Ce Wicker Man est un bel ovni venu tout droit du Royaume-Uni, un film inclassable entre enquête policière, comédie burlesque et film d'horreur folk.
Certes, et c'est son grand défaut, il accuse le poids des années, en souffrant d'une esthétique seventies délicieuse en effet, mais qui atténue nettement le sentiment de peur, et sent le daté.
Néanmoins, c'est précisément parce qu'il est un film des années 70 que ce Dieu d'Osier est aussi libre de ton, libre esthétiquement et formellement. Il parvient en peu de temps à créer un univers visuel et iconique richissime (des petits symboles, des déguisements, des chansons, des figures mystiques partout).
Sans rien auquel le comparer (bien qu'il fasse penser au récent Midsommar qui semble s'en être très largement inspiré), il est un objet unique, qui jongle habilement avec les genres et plonge son spectateur dans un univers en décalage, qu'on sentira dès ses premières images. Par le refus puis l'hésitation qu'ont les habitants de l'île à venir chercher à la barque le policier qui nous sert de héros, par l'omniprésence des hommes et la sexualisation permanente (mais suffisamment bizarre et subtile pour ne devenir dérangeante que progressivement), le décalage est de plus en plus marqué.

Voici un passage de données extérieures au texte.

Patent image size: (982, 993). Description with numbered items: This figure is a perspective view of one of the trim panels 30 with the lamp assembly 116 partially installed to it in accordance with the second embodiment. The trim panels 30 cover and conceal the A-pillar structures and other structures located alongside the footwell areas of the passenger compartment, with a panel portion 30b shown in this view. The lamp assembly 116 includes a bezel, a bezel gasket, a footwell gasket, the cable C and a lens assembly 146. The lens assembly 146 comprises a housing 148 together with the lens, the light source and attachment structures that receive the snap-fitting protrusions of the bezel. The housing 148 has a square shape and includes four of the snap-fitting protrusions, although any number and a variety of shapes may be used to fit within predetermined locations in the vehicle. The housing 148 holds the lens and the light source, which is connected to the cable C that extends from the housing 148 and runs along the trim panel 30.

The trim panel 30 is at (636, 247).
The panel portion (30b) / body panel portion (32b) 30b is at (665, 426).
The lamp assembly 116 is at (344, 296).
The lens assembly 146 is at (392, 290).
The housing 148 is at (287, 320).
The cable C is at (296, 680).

Là où Robin Hardy est excellent c'est dans la naissance par de petits riens dérangeants d'un sentiment de malaise dont on ne saurait précisément déterminer l'origine. Il noie son spectateur sous des images dérangeantes ou grotesques qui le perdent progressivement. En faisant siens les codes du New Age et de la culture Hippie, il les décortique, les moque tout autant qu'ils s'en inspire, parodiant même souvent les comédies musicales de son temps.
Enfin c'est par sa vision relativiste des religions qu'il est particulièrement mordant, rebattant les cartes religieuses, mettant à plat toutes les conventions pour mieux en démontrer le fondement absurde et contingent, comparant dès son ouverture le christianisme aux rituels païens de cette culture insulaire, cette religion n'étant selon lui (et à raison) qu'une secte parmi tant d'autres mais qui au fil des siècles a réussi à s'imposer (laissant évidemment entendre par là qu'une tout autre aurait également pu le faire aussi bien), une secte donc, fondée sur des rituels considérés aujourd'hui comme majoritaires dans nos cultures européennes, et ne rimant pourtant à pas grand chose lorsqu'on les regarde avec l'œil vierge de l'anthropologue.
Il fait ainsi de notre seul point d'accroche dans ce monde si étrange de l'île, l'inspecteur de police protagoniste, chrétien jusqu'à l'os, un repère de fixité qui finit peu à peu par nous échapper, déstabilisant les apriori du spectateur et le poussant avec brio à la remise en question permanente.
Ainsi si The Wicker Man échoue peut-être un peu à être un glaçant film d'horreur, il estun brillant exercice libre, un objet filmique extravagant, et un traité (presque) fictif d'anthropologie et de relativisme culturel assez brillant.